The Network is all about sharing this kind of experience, but one has to wonder whether it is yet part of our routine. Much of the emphasis that I think we come out of medical school and junior doctor training is quite positivist in its slant - that there is only a message worth sharing, if your project worked, or delivered what you hoped it would.

In compiling the Casebook, we took a slightly different approach, and purposefully chose some projects that failed to deliver. We think that these projects are worth celebrating for a number of reasons: firstly, even though they fell short of the hopes that their authors had for them, they often showed great commitment in trying to drive them forwards. Furthermore, these projects often include some really important learning about how to approach service development that are worth sharing with others new to the field, that you won't find in projects that succeeded.

I remember some of the projects reflecting on the need for senior champions supporting their projects, or on the importance of multi-disciplinary input, or on the need for the project to have relevance to all the people involved in it, not just one professional group. Those are just a few examples - there are many more. Reading peoples' reflections on what worked and what didn't is a powerful experience. Some of the authors of submissions that I read clearly bore the scars of their efforts, and the frustration at having fallen short of their often ambitious goals.

And hearing it first-hand gives it a salience and power that you often don't get from reading it in a how-to guide.

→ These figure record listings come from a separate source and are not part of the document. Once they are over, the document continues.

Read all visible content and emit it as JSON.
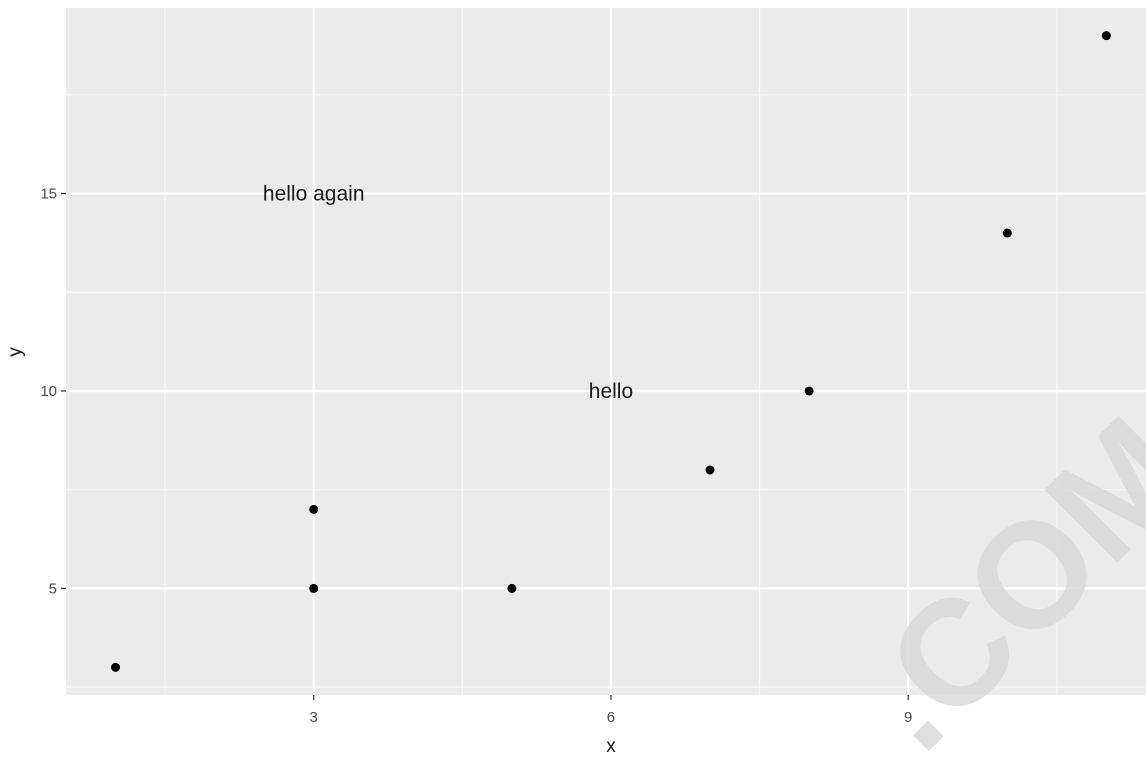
{
  "chart_data": {
    "type": "scatter",
    "title": "",
    "xlabel": "x",
    "ylabel": "y",
    "xlim": [
      0.5,
      11.4
    ],
    "ylim": [
      2.3,
      19.7
    ],
    "x_major_ticks": [
      3,
      6,
      9
    ],
    "x_minor_ticks": [
      1.5,
      4.5,
      7.5,
      10.5
    ],
    "y_major_ticks": [
      5,
      10,
      15
    ],
    "y_minor_ticks": [
      2.5,
      7.5,
      12.5,
      17.5
    ],
    "x_tick_labels": [
      "3",
      "6",
      "9"
    ],
    "y_tick_labels": [
      "5",
      "10",
      "15"
    ],
    "grid": true,
    "legend": "none",
    "points": [
      {
        "x": 1,
        "y": 3
      },
      {
        "x": 3,
        "y": 5
      },
      {
        "x": 3,
        "y": 7
      },
      {
        "x": 5,
        "y": 5
      },
      {
        "x": 7,
        "y": 8
      },
      {
        "x": 8,
        "y": 10
      },
      {
        "x": 10,
        "y": 14
      },
      {
        "x": 11,
        "y": 19
      }
    ],
    "annotations": [
      {
        "x": 3,
        "y": 15,
        "text": "hello again"
      },
      {
        "x": 6,
        "y": 10,
        "text": "hello"
      }
    ],
    "watermark": ".COM"
  },
  "colors": {
    "panel_background": "#ebebeb",
    "grid_major": "#ffffff",
    "grid_minor": "#f7f7f7",
    "point": "#000000",
    "tick_label": "#4d4d4d",
    "axis_title": "#1a1a1a",
    "watermark": "#d9d9d9"
  }
}
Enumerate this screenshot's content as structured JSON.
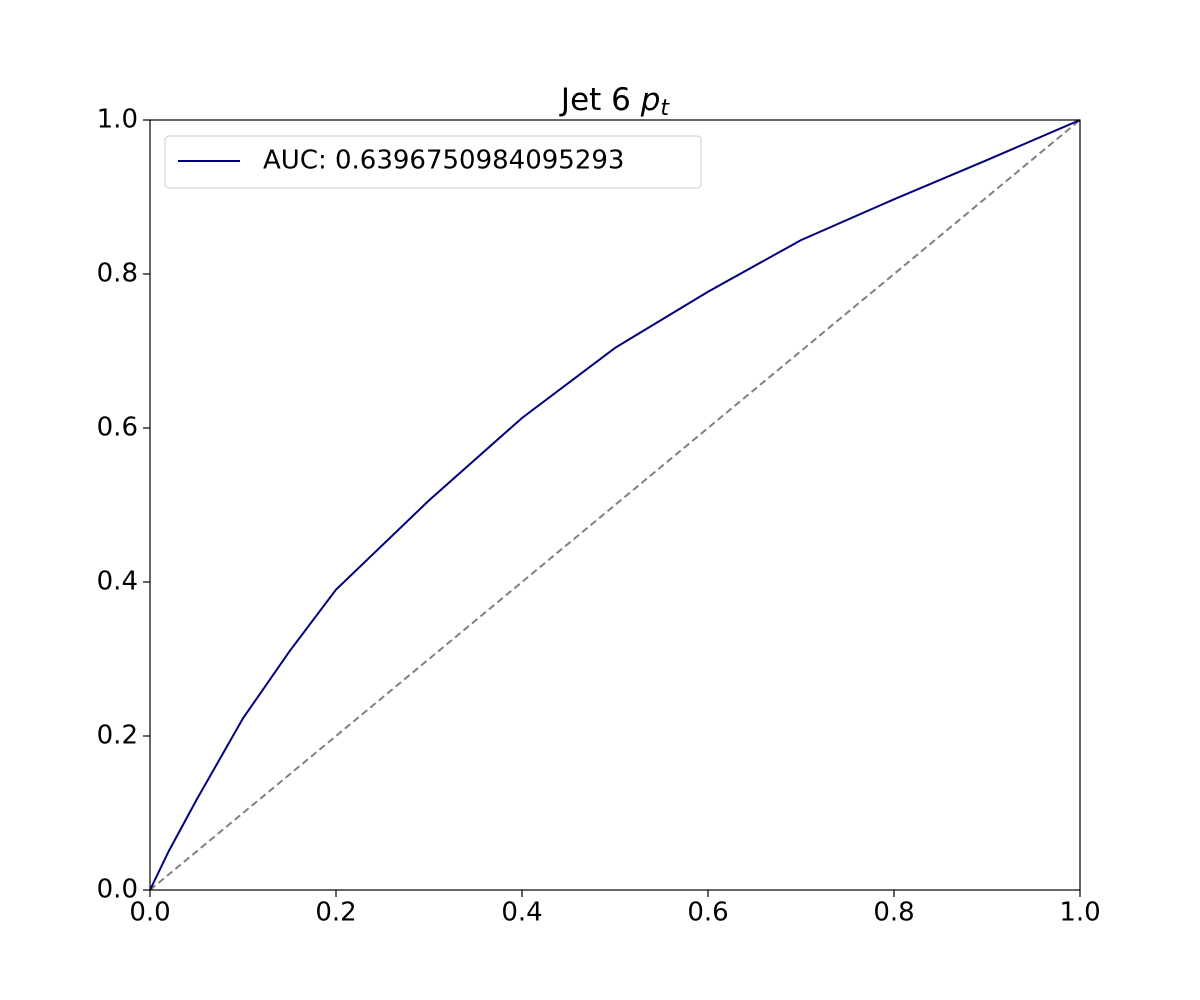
{
  "chart_data": {
    "type": "line",
    "title": {
      "text": "Jet 6",
      "symbol": "p",
      "subscript": "t"
    },
    "x": [
      0,
      0.02,
      0.05,
      0.1,
      0.15,
      0.2,
      0.3,
      0.4,
      0.5,
      0.6,
      0.7,
      0.8,
      0.9,
      1.0
    ],
    "series": [
      {
        "name": "AUC: 0.6396750984095293",
        "color": "#00007f",
        "values": [
          0,
          0.05,
          0.117,
          0.223,
          0.31,
          0.39,
          0.506,
          0.613,
          0.704,
          0.777,
          0.844,
          0.897,
          0.948,
          1.0
        ]
      }
    ],
    "xlim": [
      0,
      1
    ],
    "ylim": [
      0,
      1
    ],
    "xticks": [
      {
        "value": 0,
        "label": "0.0"
      },
      0.2,
      0.4,
      0.6,
      0.8,
      {
        "value": 1,
        "label": "1.0"
      }
    ],
    "yticks": [
      {
        "value": 0,
        "label": "0.0"
      },
      0.2,
      0.4,
      0.6,
      0.8,
      {
        "value": 1,
        "label": "1.0"
      }
    ],
    "legend": "upper left",
    "diagonal_color": "#808080"
  }
}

We're quite good at celebrating success, but perhaps not good enough. We're definitely not good enough at celebrating endeavour, regardless of outcome, so perhaps The Network Casebook can contribute to a constructive change.

We received about 250 submissions to the Casebook, and included 50 in the final selection. I salute every one who took the time to send us their projects, but in particular I give an extra wave to those of you who didn't create a lasting change: at least you had the courage to give it a go.

And please, don't give up - if those around you don't recognise what you've tried to do, there's a whole heap of people at The Network who do.